21 July 2012 15:28
GMT

Among the iconic sights of any Open are the two giant yellow scoreboards on either side of the 18th green. Their operation is just one cog in the gigantic wheel turned by the chaps at Score Control, whose headquarters at Royal Lytham & St Annes is unfeasibly difficult to find, even with the aid of a map. Only the most determined – ie, your correspondent – track them down to their mobile office to an obscure and muddy outpost bordering Beauclerk Road.
It’s the 15-foot radio mast that eventually gives them away. It is needed for the relentless stream of scoring data received from golf in play, and sent out to the scoreboards around the course – not just the two most famous display boards, but also the leaderboards situated at every hole, which also detail the state of play in the match approaching that hole; the scoreboard on the practice range; and the two hole-by-hole boards in the Lytham tented village and the St Annes tented village.
“Six of us here oversee all the other 250 people involved in scoring around the course,” explains Paul White, who in regular life is scoring manager for the European Tour. “A further seven supervisors are available at all times to go out on the course and deal with any problems.
“Each group of players on the course has a walking scorer. Within a second of each shot being taken, the walking scorer sends us electronic data about it – which stroke number it is, where it lands, whether the next stroke will be from the fairway or the green or which particular bunker, and so on. It all arrives here and we send it out. The idea is that all the boards give the same information at the same moment, especially on the giant yellow boards on the 18th.”
Excitingly – I mean it – I am permitted access up into one of those yellow scoreboards, each of which is constructed within a maze of scaffolding. Entry is by unsophisticated loft ladder arrangement, taking you up first to a lower storey, and then a higher storey. Except for a small window on the higher level, once up the loft ladder there is no view at all of the outside world. Inside, what daylight there is takes on a strange butter-coloured hue as it filters through the famous yellow exterior.
Each giant scoreboard can display 12 lines of text, with a font size sufficiently huge to be legible hundreds of yards away. The wording is so large that inside the scoreboard, each storey controls the display of just six lines of text.

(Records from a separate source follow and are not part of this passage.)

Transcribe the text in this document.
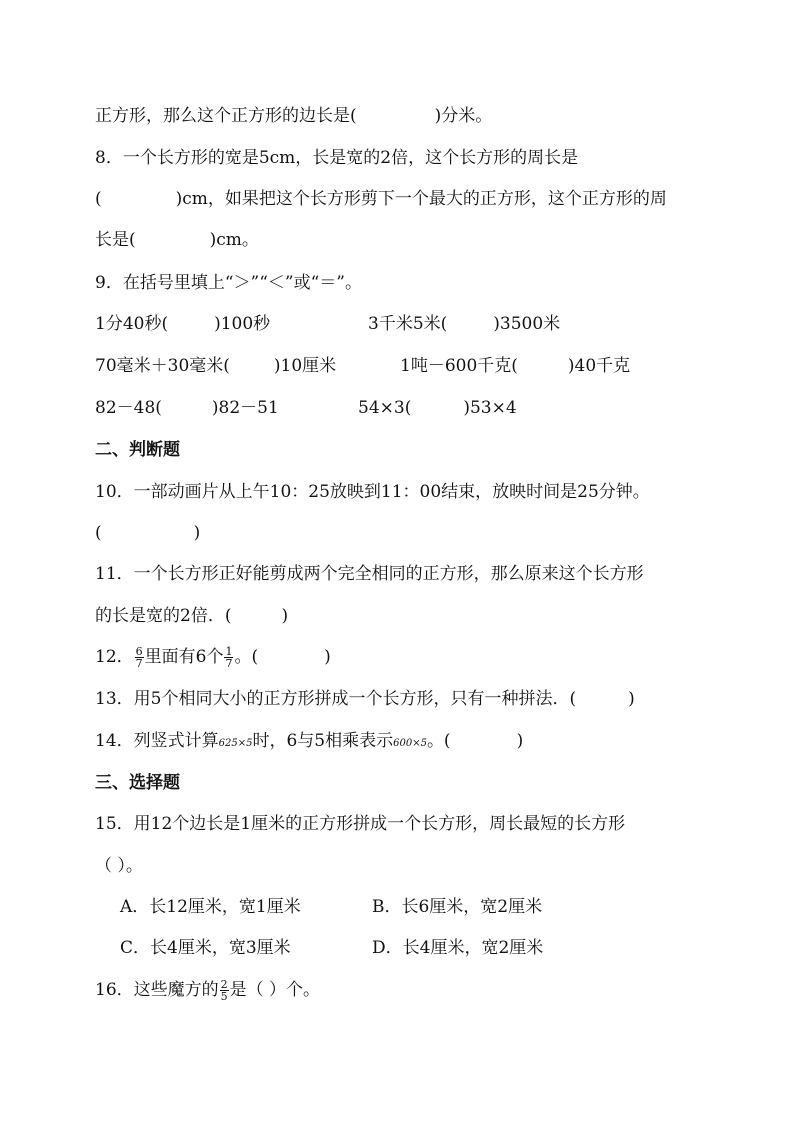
正方形，那么这个正方形的边长是(	)分米。
8．一个长方形的宽是5cm，长是宽的2倍，这个长方形的周长是
(	)cm，如果把这个长方形剪下一个最大的正方形，这个正方形的周
长是(	)cm。
9．在括号里填上“＞”“＜”或“＝”。
1分40秒(	)100秒	3千米5米(	)3500米
70毫米＋30毫米(	)10厘米	1吨－600千克(	)40千克
82－48(	)82－51	54×3(	)53×4
二、判断题
10．一部动画片从上午10：25放映到11：00结束，放映时间是25分钟。
(	)
11．一个长方形正好能剪成两个完全相同的正方形，那么原来这个长方形
的长是宽的2倍．(	)
12． $\frac{6}{7}$ 里面有6个 $\frac{1}{7}$ 。(	)
13．用5个相同大小的正方形拼成一个长方形，只有一种拼法．(	)
14．列竖式计算625×5时，6与5相乘表示600×5。(	)
三、选择题
15．用12个边长是1厘米的正方形拼成一个长方形，周长最短的长方形
（ ）。
A．长12厘米，宽1厘米	B．长6厘米，宽2厘米
C．长4厘米，宽3厘米	D．长4厘米，宽2厘米
16．这些魔方的 $\frac{2}{5}$ 是（ ）个。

It is a peculiar fact of The Open that every year one of the giant scoreboards is controlled by staff and pupils from Charterhouse School, and the other is controlled by their Cranleigh School equivalent. These two schools are situated within miles of one another in Surrey, and the occupants of each scoreboard often play school sports against one another. At The Open, there is a certain (friendly) rivalry between the two scoreboards to be the more hyper-efficient.

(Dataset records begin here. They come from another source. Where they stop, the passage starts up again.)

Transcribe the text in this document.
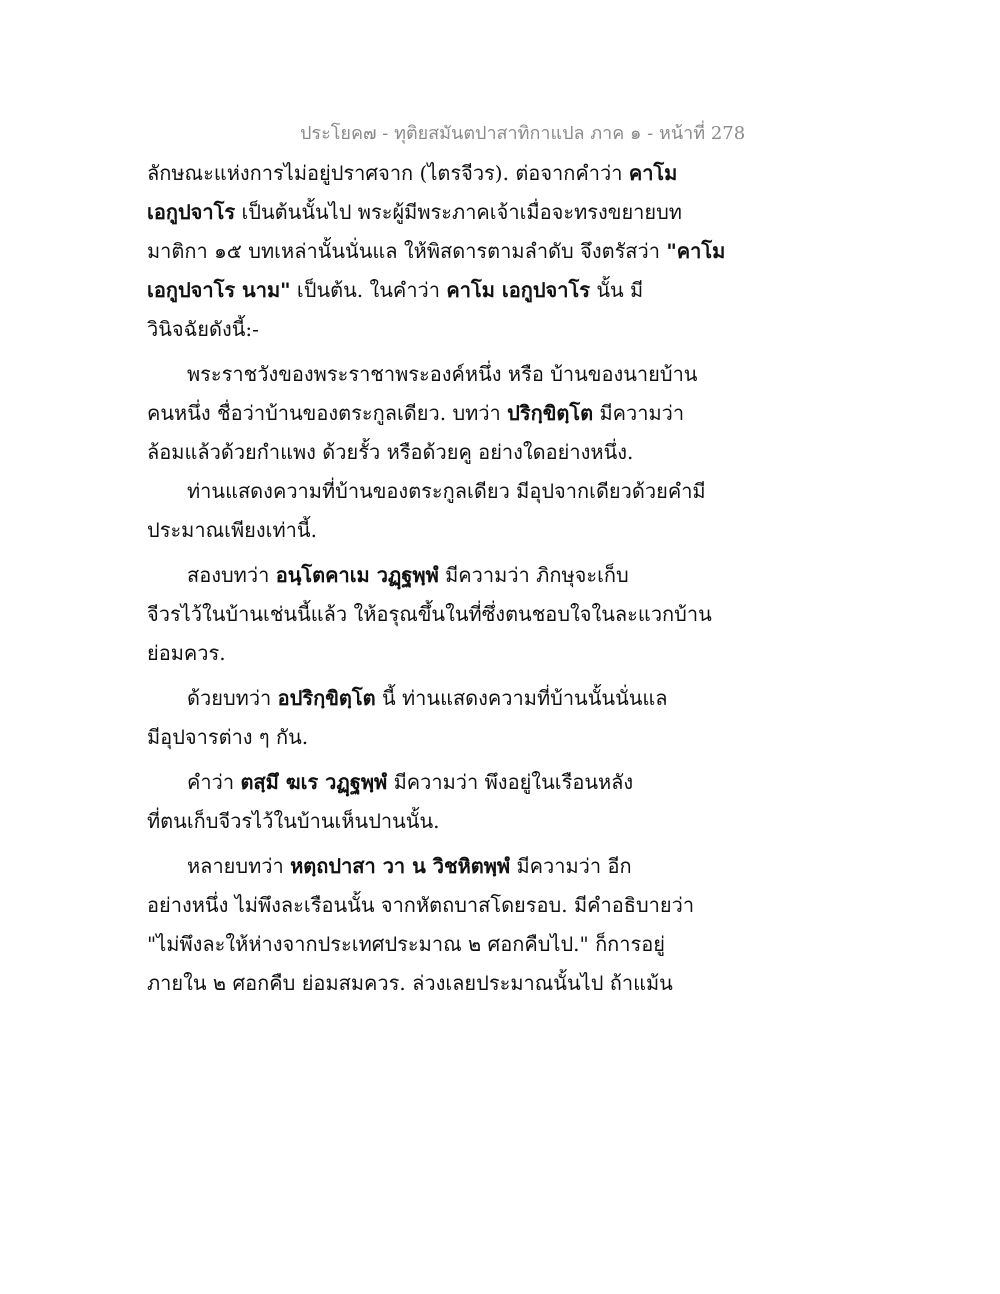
ประโยค๗ - ทุติยสมันตปาสาทิกาแปล ภาค ๑ - หน้าที่ 278
ลักษณะแห่งการไม่อยู่ปราศจาก (ไตรจีวร). ต่อจากคำว่า คาโม
เอกูปจาโร เป็นต้นนั้นไป พระผู้มีพระภาคเจ้าเมื่อจะทรงขยายบท
มาติกา ๑๕ บทเหล่านั้นนั่นแล ให้พิสดารตามลำดับ จึงตรัสว่า "คาโม
เอกูปจาโร นาม" เป็นต้น. ในคำว่า คาโม เอกูปจาโร นั้น มี
วินิจฉัยดังนี้:-
พระราชวังของพระราชาพระองค์หนึ่ง หรือ บ้านของนายบ้าน
คนหนึ่ง ชื่อว่าบ้านของตระกูลเดียว. บทว่า ปริกฺขิตฺโต มีความว่า
ล้อมแล้วด้วยกำแพง ด้วยรั้ว หรือด้วยคู อย่างใดอย่างหนึ่ง.
ท่านแสดงความที่บ้านของตระกูลเดียว มีอุปจากเดียวด้วยคำมี
ประมาณเพียงเท่านี้.
สองบทว่า อนฺโตคาเม วฏฺฐพฺพํ มีความว่า ภิกษุจะเก็บ
จีวรไว้ในบ้านเช่นนี้แล้ว ให้อรุณขึ้นในที่ซึ่งตนชอบใจในละแวกบ้าน
ย่อมควร.
ด้วยบทว่า อปริกฺขิตฺโต นี้ ท่านแสดงความที่บ้านนั้นนั่นแล
มีอุปจารต่าง ๆ กัน.
คำว่า ตสฺมึ ฆเร วฏฺฐพฺพํ มีความว่า พึงอยู่ในเรือนหลัง
ที่ตนเก็บจีวรไว้ในบ้านเห็นปานนั้น.
หลายบทว่า หตฺถปาสา วา น วิชหิตพฺพํ มีความว่า อีก
อย่างหนึ่ง ไม่พึงละเรือนนั้น จากหัตถบาสโดยรอบ. มีคำอธิบายว่า
"ไม่พึงละให้ห่างจากประเทศประมาณ ๒ ศอกคืบไป." ก็การอยู่
ภายใน ๒ ศอกคืบ ย่อมสมควร. ล่วงเลยประมาณนั้นไป ถ้าแม้น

I visited Charterhouse, which this year is the scoreboard to the left of the 18th green as you look at the Clubhouse. Bob Noble, who in professional life is a French and Spanish master at the school, is in charge there. He has been involved with running the giant scoreboards since 1975 at Carnoustie.

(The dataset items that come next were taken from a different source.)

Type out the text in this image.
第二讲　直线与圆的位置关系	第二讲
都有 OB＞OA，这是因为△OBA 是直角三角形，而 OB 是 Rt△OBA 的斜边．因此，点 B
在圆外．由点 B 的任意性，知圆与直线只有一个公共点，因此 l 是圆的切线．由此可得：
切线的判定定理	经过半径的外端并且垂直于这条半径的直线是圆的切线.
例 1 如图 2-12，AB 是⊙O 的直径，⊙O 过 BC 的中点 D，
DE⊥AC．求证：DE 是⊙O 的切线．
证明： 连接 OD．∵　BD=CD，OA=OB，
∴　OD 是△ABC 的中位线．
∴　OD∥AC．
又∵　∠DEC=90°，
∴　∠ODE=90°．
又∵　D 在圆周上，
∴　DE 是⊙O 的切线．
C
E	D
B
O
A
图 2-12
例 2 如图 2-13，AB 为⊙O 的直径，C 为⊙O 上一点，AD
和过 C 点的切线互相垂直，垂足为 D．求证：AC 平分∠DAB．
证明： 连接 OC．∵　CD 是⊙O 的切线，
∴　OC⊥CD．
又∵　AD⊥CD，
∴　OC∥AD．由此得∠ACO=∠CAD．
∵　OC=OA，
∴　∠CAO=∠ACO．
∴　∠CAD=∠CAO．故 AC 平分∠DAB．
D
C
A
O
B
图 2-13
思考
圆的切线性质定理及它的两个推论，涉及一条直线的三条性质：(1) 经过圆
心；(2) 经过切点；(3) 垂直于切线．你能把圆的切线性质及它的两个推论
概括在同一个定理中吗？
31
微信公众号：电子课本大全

“Two shifts of nine people – so a total of 18 – run each scoreboard,” he explains. “Typically four or five of us are adults and the rest are boys. I invite boys to do the job simply when I think they will be good at it. The youngest is 16, and the boys get paid the same as the adults.”
Bob sits on the higher storey, next to a tiny window from where he can see the Cranleigh scoreboard. An oddity of the job is that neither he nor his counterpart on the other side of the green can see their own scoreboard, so they let one another know of any small mistakes – if a letter is upside down, for example. Even as I’m there, I hear Bob consult his opposite number by radio on the agreed abbreviation for Gonzalo Fernandez-Castano – uniformity is important.
“We can sway back and forwards a bit up here in a high wind,” says Bob. “You can get very cold. But the problem this year has been rain – it’s not weatherproof in here. I can tell you that a strategically placed Jaffa Cake is very good for soaking up rain dripping off scaffolding. The main thing is that it’s an incredibly cool job. Once the leaders are out on course, it’s pandemonium. Great fun.”
Of course, in this day and age, the giant yellow scoreboards could easily be made electronic. But the fact is that no one wants them to be. In their existing form they are iconic, unique to The Open. Get rid of the giant yellow scoreboards? You might as well bin the Claret Jug itself.